If the Department of Justice (DOJ) has its way, Google would be required to turn over some of the sensitive data it has to existing and future rivals for the next ten years. This includes users’ search history and advertising data, along with all data that Google can obtain from users in the United States, as well as data collected in responding to commercial and other inquiries, datasets used to train Google’s ranking and retrieval algorithms and models used for Google’s generative AI tools, and data conveyed in real-time, not just data that Google may retain or store. The scope of this “remedy” should terrify anyone who has ever used Google to search the internet.
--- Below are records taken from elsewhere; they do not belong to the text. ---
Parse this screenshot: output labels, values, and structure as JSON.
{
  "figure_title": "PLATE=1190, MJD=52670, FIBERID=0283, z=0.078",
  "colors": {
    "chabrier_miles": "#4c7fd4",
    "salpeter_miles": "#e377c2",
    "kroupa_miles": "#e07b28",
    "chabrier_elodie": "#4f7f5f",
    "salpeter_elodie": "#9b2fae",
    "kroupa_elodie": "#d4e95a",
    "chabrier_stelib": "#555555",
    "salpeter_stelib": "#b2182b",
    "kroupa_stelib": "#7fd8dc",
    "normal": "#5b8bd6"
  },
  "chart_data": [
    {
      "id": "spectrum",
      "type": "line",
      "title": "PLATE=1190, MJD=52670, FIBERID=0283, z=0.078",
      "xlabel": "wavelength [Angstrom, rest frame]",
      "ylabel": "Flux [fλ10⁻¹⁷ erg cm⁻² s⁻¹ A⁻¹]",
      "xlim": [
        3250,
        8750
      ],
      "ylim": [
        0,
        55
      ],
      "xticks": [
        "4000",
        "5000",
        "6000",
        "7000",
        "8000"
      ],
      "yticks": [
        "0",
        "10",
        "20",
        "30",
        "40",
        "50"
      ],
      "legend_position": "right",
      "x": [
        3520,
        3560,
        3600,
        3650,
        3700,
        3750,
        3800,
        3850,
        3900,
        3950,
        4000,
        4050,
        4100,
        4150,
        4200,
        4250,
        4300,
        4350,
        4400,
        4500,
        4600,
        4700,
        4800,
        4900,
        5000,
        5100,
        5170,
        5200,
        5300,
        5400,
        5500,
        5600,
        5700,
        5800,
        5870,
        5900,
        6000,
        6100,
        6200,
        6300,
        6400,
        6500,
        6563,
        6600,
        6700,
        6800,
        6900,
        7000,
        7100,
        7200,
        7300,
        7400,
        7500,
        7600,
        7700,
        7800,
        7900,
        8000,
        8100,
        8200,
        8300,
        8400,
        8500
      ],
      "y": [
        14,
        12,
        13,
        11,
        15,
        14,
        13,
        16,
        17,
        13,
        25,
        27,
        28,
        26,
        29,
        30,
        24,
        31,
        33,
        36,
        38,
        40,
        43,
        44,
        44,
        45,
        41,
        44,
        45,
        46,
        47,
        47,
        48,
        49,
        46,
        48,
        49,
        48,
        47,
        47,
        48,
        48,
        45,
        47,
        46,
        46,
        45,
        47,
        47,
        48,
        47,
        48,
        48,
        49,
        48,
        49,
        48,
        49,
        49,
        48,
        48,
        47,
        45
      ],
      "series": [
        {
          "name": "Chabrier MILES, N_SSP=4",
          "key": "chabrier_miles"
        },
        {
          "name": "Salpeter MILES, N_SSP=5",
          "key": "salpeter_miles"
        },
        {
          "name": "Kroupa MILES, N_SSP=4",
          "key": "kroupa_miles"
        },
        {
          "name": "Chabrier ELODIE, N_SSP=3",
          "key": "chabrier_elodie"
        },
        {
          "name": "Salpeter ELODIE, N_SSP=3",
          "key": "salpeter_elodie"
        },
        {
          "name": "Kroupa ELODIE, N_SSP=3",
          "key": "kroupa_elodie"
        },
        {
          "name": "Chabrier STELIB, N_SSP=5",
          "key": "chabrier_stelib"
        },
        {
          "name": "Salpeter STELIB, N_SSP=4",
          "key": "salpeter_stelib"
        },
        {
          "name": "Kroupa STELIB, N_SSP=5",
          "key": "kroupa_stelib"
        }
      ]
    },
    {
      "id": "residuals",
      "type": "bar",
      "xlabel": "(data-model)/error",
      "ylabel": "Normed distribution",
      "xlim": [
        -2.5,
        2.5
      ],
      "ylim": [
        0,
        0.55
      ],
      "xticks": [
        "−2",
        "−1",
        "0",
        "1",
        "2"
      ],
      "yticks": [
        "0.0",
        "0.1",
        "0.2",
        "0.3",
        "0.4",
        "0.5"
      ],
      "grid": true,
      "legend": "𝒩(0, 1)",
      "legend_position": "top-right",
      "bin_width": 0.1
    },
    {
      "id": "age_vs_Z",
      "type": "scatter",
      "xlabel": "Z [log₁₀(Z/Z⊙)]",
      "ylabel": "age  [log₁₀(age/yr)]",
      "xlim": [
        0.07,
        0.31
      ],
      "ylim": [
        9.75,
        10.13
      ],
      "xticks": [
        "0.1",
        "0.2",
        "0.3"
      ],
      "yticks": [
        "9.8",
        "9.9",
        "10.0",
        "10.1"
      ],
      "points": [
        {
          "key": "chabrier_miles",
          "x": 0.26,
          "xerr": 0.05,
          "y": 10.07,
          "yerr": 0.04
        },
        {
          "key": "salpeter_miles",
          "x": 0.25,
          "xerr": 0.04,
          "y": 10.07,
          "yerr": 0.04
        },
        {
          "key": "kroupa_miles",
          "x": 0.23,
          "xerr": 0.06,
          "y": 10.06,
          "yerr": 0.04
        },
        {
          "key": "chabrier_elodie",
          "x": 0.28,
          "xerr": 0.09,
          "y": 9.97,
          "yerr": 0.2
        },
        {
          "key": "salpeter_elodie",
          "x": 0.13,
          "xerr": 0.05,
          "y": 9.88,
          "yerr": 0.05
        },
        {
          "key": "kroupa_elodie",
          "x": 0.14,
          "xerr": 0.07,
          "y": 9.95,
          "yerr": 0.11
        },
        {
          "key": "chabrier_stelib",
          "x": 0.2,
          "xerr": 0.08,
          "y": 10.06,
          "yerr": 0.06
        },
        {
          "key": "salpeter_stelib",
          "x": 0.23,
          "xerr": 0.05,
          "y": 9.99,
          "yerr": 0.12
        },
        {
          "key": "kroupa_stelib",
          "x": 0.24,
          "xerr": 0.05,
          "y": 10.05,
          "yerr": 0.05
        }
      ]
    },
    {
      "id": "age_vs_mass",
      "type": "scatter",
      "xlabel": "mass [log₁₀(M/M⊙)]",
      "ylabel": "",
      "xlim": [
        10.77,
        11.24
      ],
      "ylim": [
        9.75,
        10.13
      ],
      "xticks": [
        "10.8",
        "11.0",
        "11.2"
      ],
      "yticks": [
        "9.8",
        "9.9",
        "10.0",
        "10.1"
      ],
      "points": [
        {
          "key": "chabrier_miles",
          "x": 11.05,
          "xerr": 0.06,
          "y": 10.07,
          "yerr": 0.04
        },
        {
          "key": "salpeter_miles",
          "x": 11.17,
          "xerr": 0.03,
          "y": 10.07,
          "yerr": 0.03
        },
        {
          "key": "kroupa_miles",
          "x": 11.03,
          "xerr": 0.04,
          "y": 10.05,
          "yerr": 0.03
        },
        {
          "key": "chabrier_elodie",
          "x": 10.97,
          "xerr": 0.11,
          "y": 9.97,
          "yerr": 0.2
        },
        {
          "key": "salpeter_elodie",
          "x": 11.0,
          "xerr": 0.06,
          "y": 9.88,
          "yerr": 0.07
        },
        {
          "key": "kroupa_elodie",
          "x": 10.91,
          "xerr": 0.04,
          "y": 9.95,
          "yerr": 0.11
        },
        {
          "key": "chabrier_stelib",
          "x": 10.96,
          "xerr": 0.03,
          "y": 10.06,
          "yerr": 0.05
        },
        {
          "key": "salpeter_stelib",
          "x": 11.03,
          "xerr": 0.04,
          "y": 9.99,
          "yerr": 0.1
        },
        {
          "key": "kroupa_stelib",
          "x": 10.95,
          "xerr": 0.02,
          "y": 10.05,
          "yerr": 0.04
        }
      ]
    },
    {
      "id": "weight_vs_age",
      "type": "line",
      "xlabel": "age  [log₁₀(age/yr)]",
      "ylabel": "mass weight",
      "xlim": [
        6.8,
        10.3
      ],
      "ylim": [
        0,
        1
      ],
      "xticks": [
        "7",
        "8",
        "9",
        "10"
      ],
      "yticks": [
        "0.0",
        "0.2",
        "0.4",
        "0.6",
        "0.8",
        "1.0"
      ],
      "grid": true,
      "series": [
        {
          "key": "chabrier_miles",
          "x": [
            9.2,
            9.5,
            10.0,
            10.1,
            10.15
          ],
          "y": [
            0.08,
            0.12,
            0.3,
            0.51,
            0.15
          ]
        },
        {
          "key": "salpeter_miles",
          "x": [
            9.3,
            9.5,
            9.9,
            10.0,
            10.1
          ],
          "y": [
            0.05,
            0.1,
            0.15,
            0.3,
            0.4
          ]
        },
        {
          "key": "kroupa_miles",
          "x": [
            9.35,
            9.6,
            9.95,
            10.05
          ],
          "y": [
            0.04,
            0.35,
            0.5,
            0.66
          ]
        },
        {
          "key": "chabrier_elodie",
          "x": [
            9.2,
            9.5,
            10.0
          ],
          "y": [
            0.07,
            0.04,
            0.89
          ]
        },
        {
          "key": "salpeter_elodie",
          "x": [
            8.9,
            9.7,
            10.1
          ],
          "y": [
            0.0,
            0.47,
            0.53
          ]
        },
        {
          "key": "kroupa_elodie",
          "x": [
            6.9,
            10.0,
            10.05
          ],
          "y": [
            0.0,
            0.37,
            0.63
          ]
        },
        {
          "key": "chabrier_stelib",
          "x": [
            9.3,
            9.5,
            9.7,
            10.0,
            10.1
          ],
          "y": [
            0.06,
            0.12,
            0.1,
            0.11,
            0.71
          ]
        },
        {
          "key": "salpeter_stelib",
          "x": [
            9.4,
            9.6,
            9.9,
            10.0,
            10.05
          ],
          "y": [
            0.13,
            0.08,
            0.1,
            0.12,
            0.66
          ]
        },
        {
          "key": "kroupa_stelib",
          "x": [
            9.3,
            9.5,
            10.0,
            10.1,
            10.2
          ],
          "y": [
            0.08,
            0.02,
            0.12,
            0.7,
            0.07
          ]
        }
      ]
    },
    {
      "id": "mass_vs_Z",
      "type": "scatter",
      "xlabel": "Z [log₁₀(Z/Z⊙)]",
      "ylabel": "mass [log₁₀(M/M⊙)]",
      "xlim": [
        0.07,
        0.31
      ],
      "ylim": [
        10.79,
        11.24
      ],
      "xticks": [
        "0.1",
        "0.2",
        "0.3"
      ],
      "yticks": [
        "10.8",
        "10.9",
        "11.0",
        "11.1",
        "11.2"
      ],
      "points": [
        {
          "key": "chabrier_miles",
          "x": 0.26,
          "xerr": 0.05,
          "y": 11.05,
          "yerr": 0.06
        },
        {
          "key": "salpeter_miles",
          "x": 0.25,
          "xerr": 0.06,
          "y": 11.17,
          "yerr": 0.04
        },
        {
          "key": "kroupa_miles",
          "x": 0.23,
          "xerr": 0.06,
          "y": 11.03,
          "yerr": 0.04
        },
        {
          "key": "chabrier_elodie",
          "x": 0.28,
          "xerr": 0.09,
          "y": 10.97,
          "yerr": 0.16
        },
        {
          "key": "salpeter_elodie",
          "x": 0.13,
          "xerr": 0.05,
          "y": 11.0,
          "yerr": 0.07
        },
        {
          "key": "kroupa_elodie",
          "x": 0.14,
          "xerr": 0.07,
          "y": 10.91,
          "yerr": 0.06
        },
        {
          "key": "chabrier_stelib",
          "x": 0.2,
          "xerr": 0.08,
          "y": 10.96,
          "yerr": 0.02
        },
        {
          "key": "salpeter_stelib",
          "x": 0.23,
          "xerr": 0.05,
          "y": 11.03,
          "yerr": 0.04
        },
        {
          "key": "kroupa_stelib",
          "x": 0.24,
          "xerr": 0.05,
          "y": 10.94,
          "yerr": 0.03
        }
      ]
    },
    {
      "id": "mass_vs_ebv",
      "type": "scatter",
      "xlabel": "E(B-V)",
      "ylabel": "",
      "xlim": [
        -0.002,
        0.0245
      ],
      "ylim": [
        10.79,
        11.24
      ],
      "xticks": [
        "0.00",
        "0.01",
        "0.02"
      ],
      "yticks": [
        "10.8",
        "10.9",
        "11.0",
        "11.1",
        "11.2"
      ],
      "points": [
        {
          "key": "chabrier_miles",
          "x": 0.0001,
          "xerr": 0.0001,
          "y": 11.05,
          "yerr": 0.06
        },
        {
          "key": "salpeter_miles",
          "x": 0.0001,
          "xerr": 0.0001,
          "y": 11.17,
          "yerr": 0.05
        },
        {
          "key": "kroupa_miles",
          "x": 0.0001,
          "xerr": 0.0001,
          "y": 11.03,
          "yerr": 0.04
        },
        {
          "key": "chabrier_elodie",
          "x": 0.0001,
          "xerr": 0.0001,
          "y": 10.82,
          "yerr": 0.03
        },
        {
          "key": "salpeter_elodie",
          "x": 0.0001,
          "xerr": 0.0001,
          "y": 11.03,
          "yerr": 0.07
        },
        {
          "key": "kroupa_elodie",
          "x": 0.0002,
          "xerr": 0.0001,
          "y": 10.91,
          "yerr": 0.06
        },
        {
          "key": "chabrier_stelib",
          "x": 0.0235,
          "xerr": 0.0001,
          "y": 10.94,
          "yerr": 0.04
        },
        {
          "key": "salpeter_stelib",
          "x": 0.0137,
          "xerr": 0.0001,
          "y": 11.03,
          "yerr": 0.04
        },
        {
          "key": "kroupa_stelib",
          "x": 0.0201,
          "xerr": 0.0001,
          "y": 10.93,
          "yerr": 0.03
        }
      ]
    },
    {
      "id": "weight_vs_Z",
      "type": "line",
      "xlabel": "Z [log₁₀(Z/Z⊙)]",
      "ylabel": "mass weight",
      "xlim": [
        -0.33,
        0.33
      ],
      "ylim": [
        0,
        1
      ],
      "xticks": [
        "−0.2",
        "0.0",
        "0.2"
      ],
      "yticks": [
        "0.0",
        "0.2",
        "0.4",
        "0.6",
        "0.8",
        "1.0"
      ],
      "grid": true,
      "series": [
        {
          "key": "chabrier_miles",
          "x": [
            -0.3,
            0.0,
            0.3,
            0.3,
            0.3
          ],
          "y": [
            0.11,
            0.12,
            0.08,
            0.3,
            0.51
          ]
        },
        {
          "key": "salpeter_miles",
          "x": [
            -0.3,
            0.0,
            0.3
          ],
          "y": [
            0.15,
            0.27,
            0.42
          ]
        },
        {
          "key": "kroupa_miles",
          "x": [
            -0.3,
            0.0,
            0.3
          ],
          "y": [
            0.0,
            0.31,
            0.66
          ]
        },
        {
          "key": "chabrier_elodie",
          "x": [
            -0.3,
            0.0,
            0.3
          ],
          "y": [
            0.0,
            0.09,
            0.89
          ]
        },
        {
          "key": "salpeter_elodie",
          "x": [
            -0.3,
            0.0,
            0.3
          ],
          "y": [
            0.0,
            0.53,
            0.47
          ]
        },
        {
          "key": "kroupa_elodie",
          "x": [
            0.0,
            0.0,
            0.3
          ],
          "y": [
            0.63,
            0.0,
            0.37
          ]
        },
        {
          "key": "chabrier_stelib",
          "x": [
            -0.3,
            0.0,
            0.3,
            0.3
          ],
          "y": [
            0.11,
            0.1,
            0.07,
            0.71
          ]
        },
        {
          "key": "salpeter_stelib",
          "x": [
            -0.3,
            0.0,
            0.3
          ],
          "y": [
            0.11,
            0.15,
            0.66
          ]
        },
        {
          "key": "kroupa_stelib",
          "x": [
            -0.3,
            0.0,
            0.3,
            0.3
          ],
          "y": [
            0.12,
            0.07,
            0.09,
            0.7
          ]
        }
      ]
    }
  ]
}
Forced data sharing is among the many “remedies” DOJ has proposed to rectify what it contends is an anti-competitive market for internet search. If agreed to by the court, the DOJ would force Google to share and syndicate specific search data with “rivals and potential rivals.” That data can be used to reverse engineer Google’s own algorithms and it can be used to identify individual users. The DOJ delegates the work of protecting users privacy to a “technical committee” responsible for determining safeguards and identifying which companies qualify for access to Google’s data. We don’t know who will be part of this small committee, but it’s safe to assume it will not consist solely of experts in anonymization and aggregation of sensitive data and implementing such measures at scale and speed. The data exposed will be sensitive, private information, and the DOJ does not have a plan to protect it, instead saying their committee will handle that later.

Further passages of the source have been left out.